Allo stato attuale gli scenari sul tavolo su cui si esercitano gli analisti sono cinque. Il primo ipotizza un governo guidato dal Nuovo fronte popolare, assumendolo come vera coalizione e non, come invece è stato, come mero cartello elettorale in chiave anti Le Pen. Si parte da ciò che ha detto Jean-Luc Mélenchon subito dopo la chiusura delle urne: Macron, ha sostenuto il leader della France Insoumise, ha “il dovere di far governare il Nouveau Front Populaire”. In assenza di una maggioranza assoluta, France Insoumise propone di approvare tramite decreto parte del suo programma, in particolare l’aumento del salario minimo, il blocco dei prezzi, l’abrogazione della riforma delle pensioni. Mélenchon, però, non ha i numeri per dettare la linea: il suo partito ha eletto solo 74 deputati. Soprattutto, non ha l’appoggio politico delle altre forze, che anzi hanno preso subito a fare quadrato contro di lui. ‘L’applicazione del programma economico di rottura del Nuovo Fronte Popolare distruggerebbe i risultati della politica che abbiamo portato avanti per sette anni e che ha dato alla Francia lavoro, attrattiva e fabbriche. Questo progetto ha un costo esorbitante, è inefficace e datato. La sua legittimità è debole e circostanziata. Non deve essere applicato’,  ha avvertito il ministro dell’Economia francese, Bruno Le Maire.

Un secondo scenario si esercita sull’ipotesi di un’alleanza tra la coalizione presidenziale Ensemble e i Repubblicani. “Ci stiamo rivolgendo ai repubblicani”, ha detto Benjamin Haddad, deputato dell’Ensemble ed ex segretario nazionale dell’Ump. Nel caso in cui si raggiunga un accordo, il futuro governo potrebbe però cadere con una mozione di sfiducia, se votata dal Nuovo fronte popolare e dal Rassemblement National.

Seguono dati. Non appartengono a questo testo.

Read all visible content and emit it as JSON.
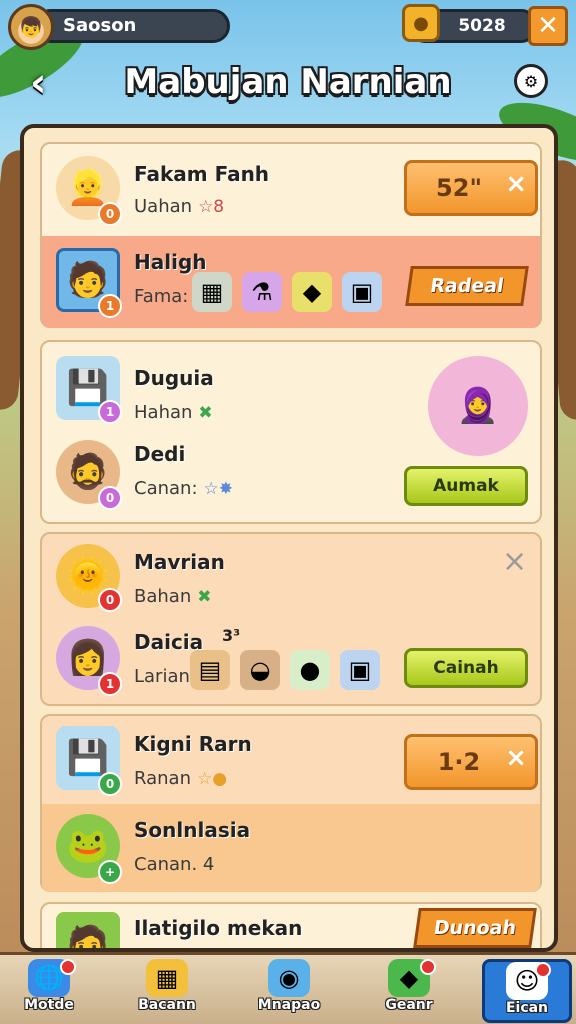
{
  "header": {
    "player_name": "Saoson",
    "coins": "5028",
    "title": "Mabujan Narnian"
  },
  "rows": [
    {
      "name": "Fakam Fanh",
      "sub": "Uahan",
      "sub_icon": "☆8",
      "value": "52\"",
      "badge": "0"
    },
    {
      "name": "Haligh",
      "sub": "Fama:",
      "action": "Radeal",
      "badge": "1"
    },
    {
      "name": "Duguia",
      "sub": "Hahan",
      "sub_icon": "✖",
      "badge": "1"
    },
    {
      "name": "Dedi",
      "sub": "Canan:",
      "sub_icon": "☆✸",
      "action": "Aumak",
      "badge": "0"
    },
    {
      "name": "Mavrian",
      "sub": "Bahan",
      "sub_icon": "✖",
      "badge": "0"
    },
    {
      "name": "Daicia",
      "sub": "Larian",
      "action": "Cainah",
      "badge": "1",
      "note": "3³"
    },
    {
      "name": "Kigni Rarn",
      "sub": "Ranan",
      "sub_icon": "☆●",
      "value": "1·2",
      "badge": "0"
    },
    {
      "name": "Sonlnlasia",
      "sub": "Canan. 4",
      "badge": "+"
    },
    {
      "name": "Ilatigilo mekan",
      "action": "Dunoah"
    }
  ],
  "nav": [
    {
      "label": "Motde"
    },
    {
      "label": "Bacann"
    },
    {
      "label": "Mnapao"
    },
    {
      "label": "Geanr"
    },
    {
      "label": "Eican"
    }
  ],
  "colors": {
    "accent_orange": "#f2962c",
    "accent_green": "#a8c81a",
    "highlight_row": "#f7a98a",
    "panel_bg": "#fbe8c6",
    "nav_active": "#2a7ad8"
  }
}
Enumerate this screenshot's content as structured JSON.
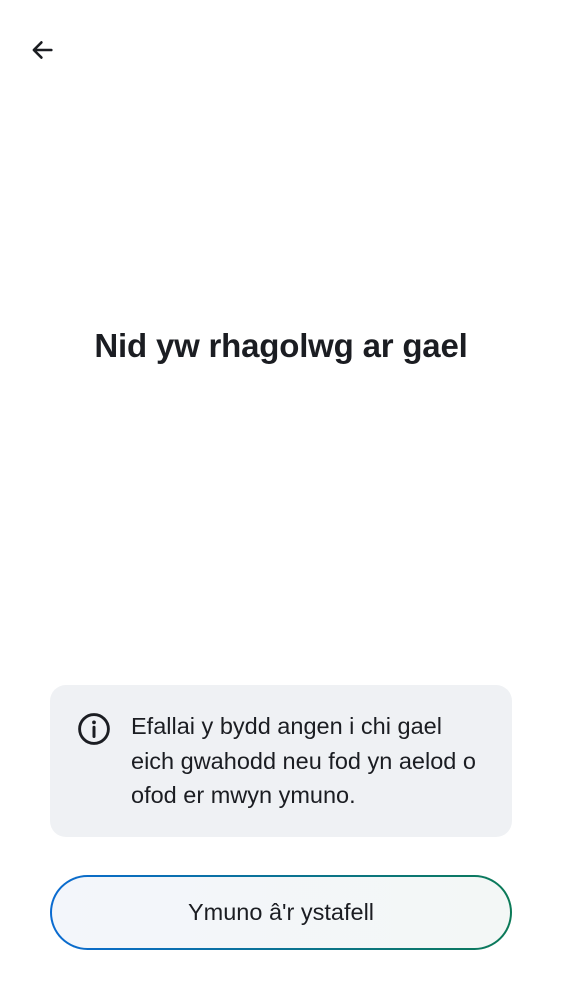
{
  "header": {
    "back_icon": "arrow-left-icon"
  },
  "main": {
    "title": "Nid yw rhagolwg ar gael"
  },
  "notice": {
    "icon": "info-circle-icon",
    "text": "Efallai y bydd angen i chi gael eich gwahodd neu fod yn aelod o ofod er mwyn ymuno."
  },
  "actions": {
    "join_label": "Ymuno â'r ystafell"
  },
  "colors": {
    "background": "#ffffff",
    "text": "#1b1d22",
    "notice_background": "#eff1f4",
    "button_border_start": "#0a6bd1",
    "button_border_end": "#0b7a57"
  }
}
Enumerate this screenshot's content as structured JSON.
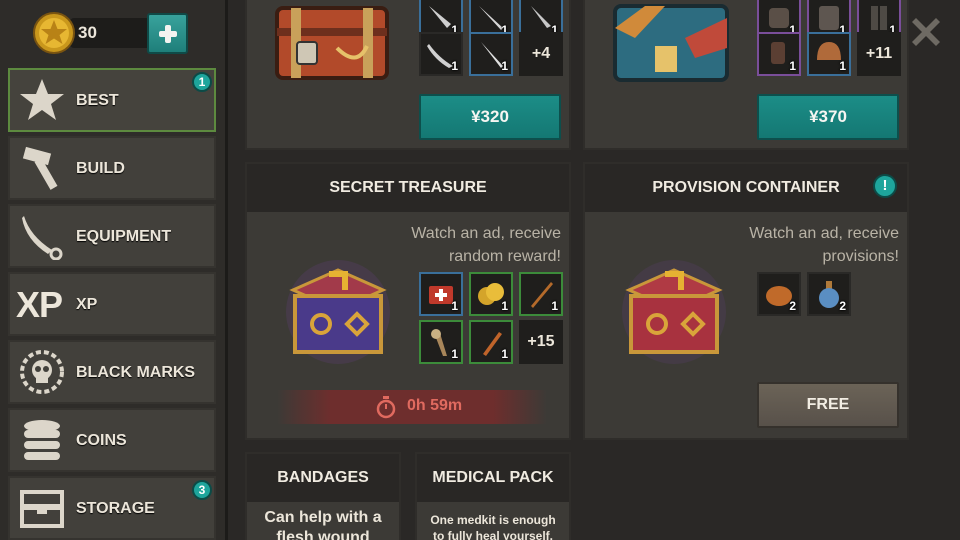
{
  "currency": {
    "coins": "30",
    "icon": "gold-coin-icon",
    "add_icon": "plus-icon"
  },
  "sidebar": {
    "items": [
      {
        "label": "BEST",
        "icon": "star-icon",
        "badge": "1",
        "active": true
      },
      {
        "label": "BUILD",
        "icon": "hammer-icon"
      },
      {
        "label": "EQUIPMENT",
        "icon": "saber-icon"
      },
      {
        "label": "XP",
        "icon": "xp-icon",
        "icon_text": "XP"
      },
      {
        "label": "BLACK MARKS",
        "icon": "skull-gear-icon"
      },
      {
        "label": "COINS",
        "icon": "coin-stack-icon"
      },
      {
        "label": "STORAGE",
        "icon": "chest-icon",
        "badge": "3"
      }
    ]
  },
  "offers": {
    "left_top": {
      "item_counts": [
        "1",
        "1",
        "1",
        "1",
        "1"
      ],
      "more": "+4",
      "price": "¥320"
    },
    "right_top": {
      "item_counts": [
        "1",
        "1",
        "1",
        "1",
        "1"
      ],
      "more": "+11",
      "price": "¥370"
    },
    "secret_treasure": {
      "title": "SECRET TREASURE",
      "description_line1": "Watch an ad, receive",
      "description_line2": "random reward!",
      "item_counts": [
        "1",
        "1",
        "1",
        "1",
        "1"
      ],
      "more": "+15",
      "timer": "0h 59m"
    },
    "provision_container": {
      "title": "PROVISION CONTAINER",
      "info_badge": "!",
      "description_line1": "Watch an ad, receive",
      "description_line2": "provisions!",
      "item_counts": [
        "2",
        "2"
      ],
      "button": "FREE"
    },
    "bandages": {
      "title": "BANDAGES",
      "line1": "Can help with a",
      "line2": "flesh wound"
    },
    "medical_pack": {
      "title": "MEDICAL PACK",
      "line1": "One medkit is enough",
      "line2": "to fully heal yourself."
    }
  },
  "colors": {
    "accent_teal": "#1c8d87",
    "active_border": "#5d8a3f",
    "timer_red": "#e06a5f"
  }
}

 Il terzo scenario prevede invece un governo di coalizione sullo stile tedesco. ”La sinistra vuole governare, ma non governerà mai”, ha detto un dirigente di Renaissance citato dall’emittente Bmftv. Per il macronista “un primo ministro del Nuovo fronte popolare cade in tre giorni.  Dovremo entrare in una coalizione in stile tedesco e ciò richiederà tempo.  Questo modello dovrebbe contemplare socialisti, macroniani e repubblicani, arrivando a 296 deputati. Ma, al netto dei numeri che non garantirebbero una maggioranza solidissima, c’è la questione delle distanze politiche. “Avremo una sola bussola, quella del programma del Nuovo fronte popolare”, ha detto dopo il voto il segretario del partito socialista Olivier Faure.

Il quarto scenario è quello di un governo tecnico, che sarebbe un inedito per la Quinta Repubblica francese: la Francia ha conosciuto un governo di unità nazionale che riuniva quasi tutti i partiti con Michel Debré, tra il 1959 e il 1962, e “tecnici” come Raymond Barre nel 1976 o Jean Castex nel 2020 sono stati capi di governo, ma entrambi avevano un mandato politico e una maggioranza nell’Assemblea.

Infine, il quinto e ultimo scenario è quello della crisi istituzionale, in cui la Francia sprofonderebbe in caso di mancata tenuta del governo incaricato, quale esso sia. Per un anno, vale a dire fino a luglio 2025, infatti, Macron non potrà sciogliere l’Assemblea nazionale. E qui il prezzo politico sarebbe tutto in capo al presidente: ”Se non c’è la maggioranza, la soluzione per sbloccare la situazione è che lui”, ha avvertito Mélenchon tra primo e secondo turno, aggiungendo che “è normale: è lui il responsabile del pasticcio”.